Your crisps are potato chips.
Jam is Jelly.
Jelly is Jello.
I once asked for a buttered roll. Nobody knew what I was talking about. I explained that it was like the cheese and tomato roll they sold… only without the cheese and tomato in it. That really confused them.
My husband once tried to order a cheese and tomato pizza. Now us Brits pronounce tomato as ‘t’muto’. You guys pronounce it ‘to-mado’. The poor girl on the end of the phone just could not grip what we were asking for until hubby put on a really exaggerated American accent. We got our pizza.
Julie: What about you? Did you find us Americans to be confusing at times? What phrase or phrases did we use that struck you as odd?
Donna: There isn’t much, really. I think we have had American films and TV for so long in our lives, we just know what you guys are saying. We do have to be careful when talking about cigarettes. In Britain, they are called ‘fags’ for short. We got quite a few looks when my friend once said, “I’m going outside to have a quick fag.”
Julie: Finally…you came to Texas and did some shootin’ while here. Rumor has it that you are a great shot. What does a British lady yell when she hits her target?
Donna: “&@#%! Did I just do that?” I guess I have just lost the title ‘lady’.
I was amazed at how well I shot. Piper took me out on Kristen’s ranch this year – the second time I had ever held a gun. I did okay that time, too. She’s nicknamed me the ‘Spawn of Doc Holliday’.
[For evidence, head to Donna's blog post about the week's adventures HERE.]
Julie: What else, Donna?!!! Is there anything else I should include?
Donna: Here are some Cockney rhyming slang terms used in London. They were born donkey’s years ( ) ago, but are still used today.
Apple and Pears = Stairs
Dog and Bone = Phone
Jam Jar = Car
Rub-a-dub-dub = Pub
Quid = One Pound
Score = Twenty Pounds
Nifty = Fifty Pounds
Ton = One Hundred Pounds
Adam and Eve it = Believe it
Trouble and Strife = Wife
Ruby Murray = Curry
Hank Marvin = Starving
Julie: Hope all is well in the UK. I’d love to cross the Atlantic and spend some time in my ancestors’ homeland someday. Cheers and all that good stuff!
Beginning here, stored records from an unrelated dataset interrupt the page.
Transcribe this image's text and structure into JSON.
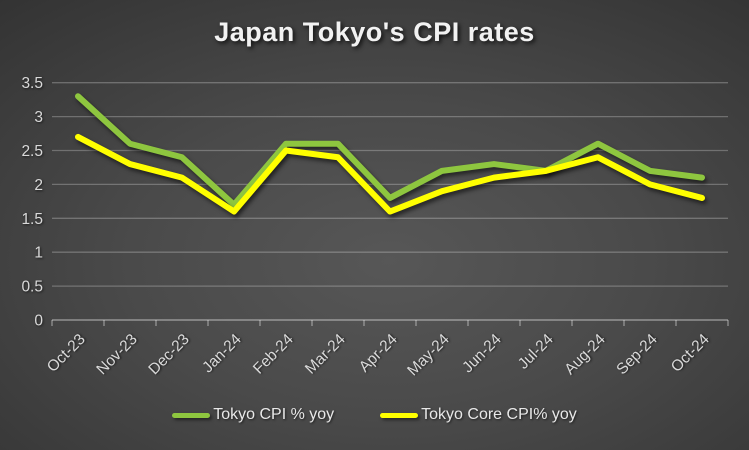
{
  "chart_data": {
    "type": "line",
    "title": "Japan Tokyo's CPI rates",
    "categories": [
      "Oct-23",
      "Nov-23",
      "Dec-23",
      "Jan-24",
      "Feb-24",
      "Mar-24",
      "Apr-24",
      "May-24",
      "Jun-24",
      "Jul-24",
      "Aug-24",
      "Sep-24",
      "Oct-24"
    ],
    "series": [
      {
        "name": "Tokyo CPI % yoy",
        "color": "#8EC63F",
        "values": [
          3.3,
          2.6,
          2.4,
          1.7,
          2.6,
          2.6,
          1.8,
          2.2,
          2.3,
          2.2,
          2.6,
          2.2,
          2.1
        ]
      },
      {
        "name": "Tokyo Core CPI% yoy",
        "color": "#FFFF00",
        "values": [
          2.7,
          2.3,
          2.1,
          1.6,
          2.5,
          2.4,
          1.6,
          1.9,
          2.1,
          2.2,
          2.4,
          2.0,
          1.8
        ]
      }
    ],
    "xlabel": "",
    "ylabel": "",
    "ylim": [
      0,
      3.5
    ],
    "yticks": [
      0,
      0.5,
      1,
      1.5,
      2,
      2.5,
      3,
      3.5
    ],
    "grid": true,
    "legend_position": "bottom",
    "x_label_rotation_deg": 45
  },
  "colors": {
    "axis_text": "#d9d9d9",
    "gridline": "rgba(255,255,255,0.25)",
    "axis_line": "rgba(255,255,255,0.42)",
    "title_text": "#f2f2f2",
    "background_center": "#575757",
    "background_edge": "#1d1d1d"
  }
}
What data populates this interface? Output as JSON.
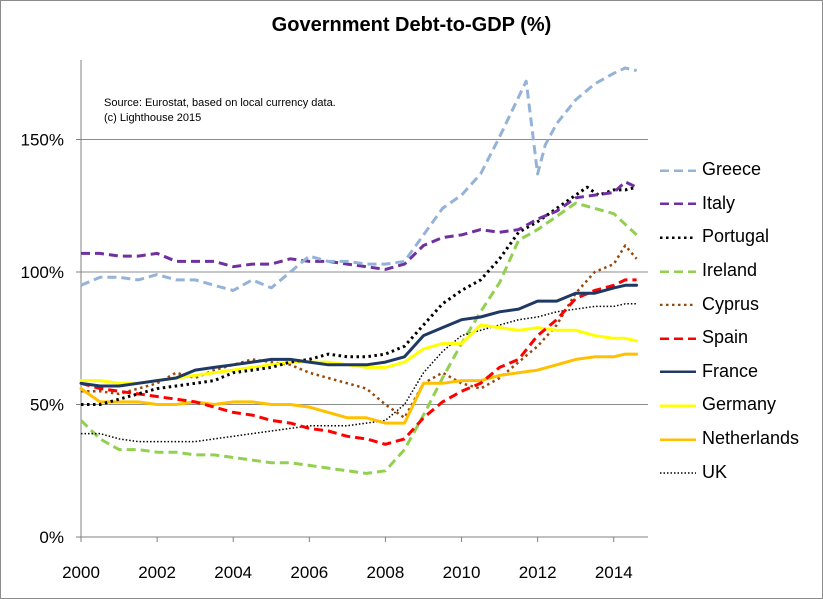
{
  "chart_data": {
    "type": "line",
    "title": "Government Debt-to-GDP (%)",
    "annotation_lines": [
      "Source: Eurostat, based on local currency data.",
      "(c) Lighthouse 2015"
    ],
    "xlim": [
      2000,
      2014.9
    ],
    "ylim": [
      0,
      180
    ],
    "x_ticks": [
      2000,
      2002,
      2004,
      2006,
      2008,
      2010,
      2012,
      2014
    ],
    "x_tick_labels": [
      "2000",
      "2002",
      "2004",
      "2006",
      "2008",
      "2010",
      "2012",
      "2014"
    ],
    "y_ticks": [
      0,
      50,
      100,
      150
    ],
    "y_tick_labels": [
      "0%",
      "50%",
      "100%",
      "150%"
    ],
    "grid": "horizontal",
    "legend_position": "right",
    "series": [
      {
        "name": "Greece",
        "color": "#95b3d7",
        "dash": "dash",
        "width": 3,
        "x": [
          2000,
          2000.5,
          2001,
          2001.5,
          2002,
          2002.5,
          2003,
          2003.5,
          2004,
          2004.5,
          2005,
          2005.5,
          2006,
          2006.5,
          2007,
          2007.5,
          2008,
          2008.5,
          2009,
          2009.5,
          2010,
          2010.5,
          2011,
          2011.3,
          2011.7,
          2012,
          2012.2,
          2012.5,
          2013,
          2013.5,
          2014,
          2014.3,
          2014.6
        ],
        "y": [
          95,
          98,
          98,
          97,
          99,
          97,
          97,
          95,
          93,
          97,
          94,
          100,
          106,
          104,
          104,
          103,
          103,
          104,
          114,
          124,
          129,
          137,
          151,
          160,
          172,
          137,
          148,
          156,
          165,
          171,
          175,
          177,
          176
        ]
      },
      {
        "name": "Italy",
        "color": "#7030a0",
        "dash": "dash",
        "width": 3,
        "x": [
          2000,
          2000.5,
          2001,
          2001.5,
          2002,
          2002.5,
          2003,
          2003.5,
          2004,
          2004.5,
          2005,
          2005.5,
          2006,
          2006.5,
          2007,
          2007.5,
          2008,
          2008.5,
          2009,
          2009.5,
          2010,
          2010.5,
          2011,
          2011.5,
          2012,
          2012.5,
          2013,
          2013.5,
          2014,
          2014.3,
          2014.6
        ],
        "y": [
          107,
          107,
          106,
          106,
          107,
          104,
          104,
          104,
          102,
          103,
          103,
          105,
          104,
          104,
          103,
          102,
          101,
          103,
          110,
          113,
          114,
          116,
          115,
          116,
          120,
          123,
          128,
          129,
          130,
          134,
          132
        ]
      },
      {
        "name": "Portugal",
        "color": "#000000",
        "dash": "dot",
        "width": 3,
        "x": [
          2000,
          2000.5,
          2001,
          2001.5,
          2002,
          2002.5,
          2003,
          2003.5,
          2004,
          2004.5,
          2005,
          2005.5,
          2006,
          2006.5,
          2007,
          2007.5,
          2008,
          2008.5,
          2009,
          2009.5,
          2010,
          2010.5,
          2011,
          2011.5,
          2012,
          2012.5,
          2013,
          2013.3,
          2013.6,
          2014,
          2014.3,
          2014.6
        ],
        "y": [
          50,
          50,
          52,
          54,
          56,
          57,
          58,
          59,
          62,
          63,
          64,
          66,
          67,
          69,
          68,
          68,
          69,
          72,
          80,
          88,
          93,
          97,
          105,
          115,
          119,
          124,
          129,
          132,
          129,
          131,
          131,
          132
        ]
      },
      {
        "name": "Ireland",
        "color": "#92d050",
        "dash": "dash",
        "width": 3,
        "x": [
          2000,
          2000.5,
          2001,
          2001.5,
          2002,
          2002.5,
          2003,
          2003.5,
          2004,
          2004.5,
          2005,
          2005.5,
          2006,
          2006.5,
          2007,
          2007.5,
          2008,
          2008.5,
          2009,
          2009.5,
          2010,
          2010.5,
          2011,
          2011.5,
          2012,
          2012.5,
          2013,
          2013.5,
          2014,
          2014.3,
          2014.6
        ],
        "y": [
          44,
          37,
          33,
          33,
          32,
          32,
          31,
          31,
          30,
          29,
          28,
          28,
          27,
          26,
          25,
          24,
          25,
          33,
          46,
          60,
          73,
          85,
          96,
          112,
          116,
          121,
          126,
          124,
          122,
          118,
          114
        ]
      },
      {
        "name": "Cyprus",
        "color": "#984807",
        "dash": "dot",
        "width": 2.5,
        "x": [
          2000,
          2000.5,
          2001,
          2001.5,
          2002,
          2002.5,
          2003,
          2003.5,
          2004,
          2004.5,
          2005,
          2005.5,
          2006,
          2006.5,
          2007,
          2007.5,
          2008,
          2008.5,
          2009,
          2009.5,
          2010,
          2010.5,
          2011,
          2011.5,
          2012,
          2012.5,
          2013,
          2013.5,
          2014,
          2014.3,
          2014.6
        ],
        "y": [
          55,
          55,
          54,
          56,
          58,
          62,
          60,
          63,
          65,
          67,
          66,
          65,
          62,
          60,
          58,
          56,
          50,
          45,
          58,
          62,
          58,
          56,
          60,
          66,
          72,
          80,
          92,
          100,
          103,
          110,
          105
        ]
      },
      {
        "name": "Spain",
        "color": "#ff0000",
        "dash": "dash",
        "width": 3,
        "x": [
          2000,
          2000.5,
          2001,
          2001.5,
          2002,
          2002.5,
          2003,
          2003.5,
          2004,
          2004.5,
          2005,
          2005.5,
          2006,
          2006.5,
          2007,
          2007.5,
          2008,
          2008.5,
          2009,
          2009.5,
          2010,
          2010.5,
          2011,
          2011.5,
          2012,
          2012.5,
          2013,
          2013.5,
          2014,
          2014.3,
          2014.6
        ],
        "y": [
          58,
          56,
          55,
          54,
          53,
          52,
          51,
          49,
          47,
          46,
          44,
          43,
          41,
          40,
          38,
          37,
          35,
          37,
          45,
          51,
          55,
          58,
          64,
          67,
          76,
          82,
          90,
          93,
          95,
          97,
          97
        ]
      },
      {
        "name": "France",
        "color": "#1f3864",
        "dash": "solid",
        "width": 3,
        "x": [
          2000,
          2000.5,
          2001,
          2001.5,
          2002,
          2002.5,
          2003,
          2003.5,
          2004,
          2004.5,
          2005,
          2005.5,
          2006,
          2006.5,
          2007,
          2007.5,
          2008,
          2008.5,
          2009,
          2009.5,
          2010,
          2010.5,
          2011,
          2011.5,
          2012,
          2012.5,
          2013,
          2013.5,
          2014,
          2014.3,
          2014.6
        ],
        "y": [
          58,
          57,
          57,
          58,
          59,
          60,
          63,
          64,
          65,
          66,
          67,
          67,
          66,
          65,
          65,
          65,
          66,
          68,
          76,
          79,
          82,
          83,
          85,
          86,
          89,
          89,
          92,
          92,
          94,
          95,
          95
        ]
      },
      {
        "name": "Germany",
        "color": "#ffff00",
        "dash": "solid",
        "width": 3,
        "x": [
          2000,
          2000.5,
          2001,
          2001.5,
          2002,
          2002.5,
          2003,
          2003.5,
          2004,
          2004.5,
          2005,
          2005.5,
          2006,
          2006.5,
          2007,
          2007.5,
          2008,
          2008.5,
          2009,
          2009.5,
          2010,
          2010.5,
          2011,
          2011.5,
          2012,
          2012.5,
          2013,
          2013.5,
          2014,
          2014.3,
          2014.6
        ],
        "y": [
          59,
          59,
          58,
          58,
          59,
          60,
          61,
          62,
          63,
          64,
          65,
          66,
          66,
          66,
          65,
          64,
          64,
          66,
          71,
          73,
          73,
          80,
          79,
          78,
          79,
          78,
          78,
          76,
          75,
          75,
          74
        ]
      },
      {
        "name": "Netherlands",
        "color": "#ffc000",
        "dash": "solid",
        "width": 3,
        "x": [
          2000,
          2000.5,
          2001,
          2001.5,
          2002,
          2002.5,
          2003,
          2003.5,
          2004,
          2004.5,
          2005,
          2005.5,
          2006,
          2006.5,
          2007,
          2007.5,
          2008,
          2008.5,
          2009,
          2009.5,
          2010,
          2010.5,
          2011,
          2011.5,
          2012,
          2012.5,
          2013,
          2013.5,
          2014,
          2014.3,
          2014.6
        ],
        "y": [
          56,
          51,
          51,
          51,
          50,
          50,
          51,
          50,
          51,
          51,
          50,
          50,
          49,
          47,
          45,
          45,
          43,
          43,
          58,
          58,
          59,
          59,
          61,
          62,
          63,
          65,
          67,
          68,
          68,
          69,
          69
        ]
      },
      {
        "name": "UK",
        "color": "#000000",
        "dash": "fine",
        "width": 1.5,
        "x": [
          2000,
          2000.5,
          2001,
          2001.5,
          2002,
          2002.5,
          2003,
          2003.5,
          2004,
          2004.5,
          2005,
          2005.5,
          2006,
          2006.5,
          2007,
          2007.5,
          2008,
          2008.5,
          2009,
          2009.5,
          2010,
          2010.5,
          2011,
          2011.5,
          2012,
          2012.5,
          2013,
          2013.5,
          2014,
          2014.3,
          2014.6
        ],
        "y": [
          39,
          39,
          37,
          36,
          36,
          36,
          36,
          37,
          38,
          39,
          40,
          41,
          42,
          42,
          42,
          43,
          44,
          50,
          62,
          70,
          76,
          78,
          80,
          82,
          83,
          85,
          86,
          87,
          87,
          88,
          88
        ]
      }
    ]
  }
}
Donna: Thanks so much for this, Julie. I really enjoyed it. I take these terms for granted so it is funny to see you guys so confused when we use them.
And, it would be so cool for you to come to London. I can show you around!
Okay, now it’s over to you guys. What stories do you guys have where the language barrier has caused a problem? What is your favorite rhyming slang? Come on, you know now I love to hear your stories.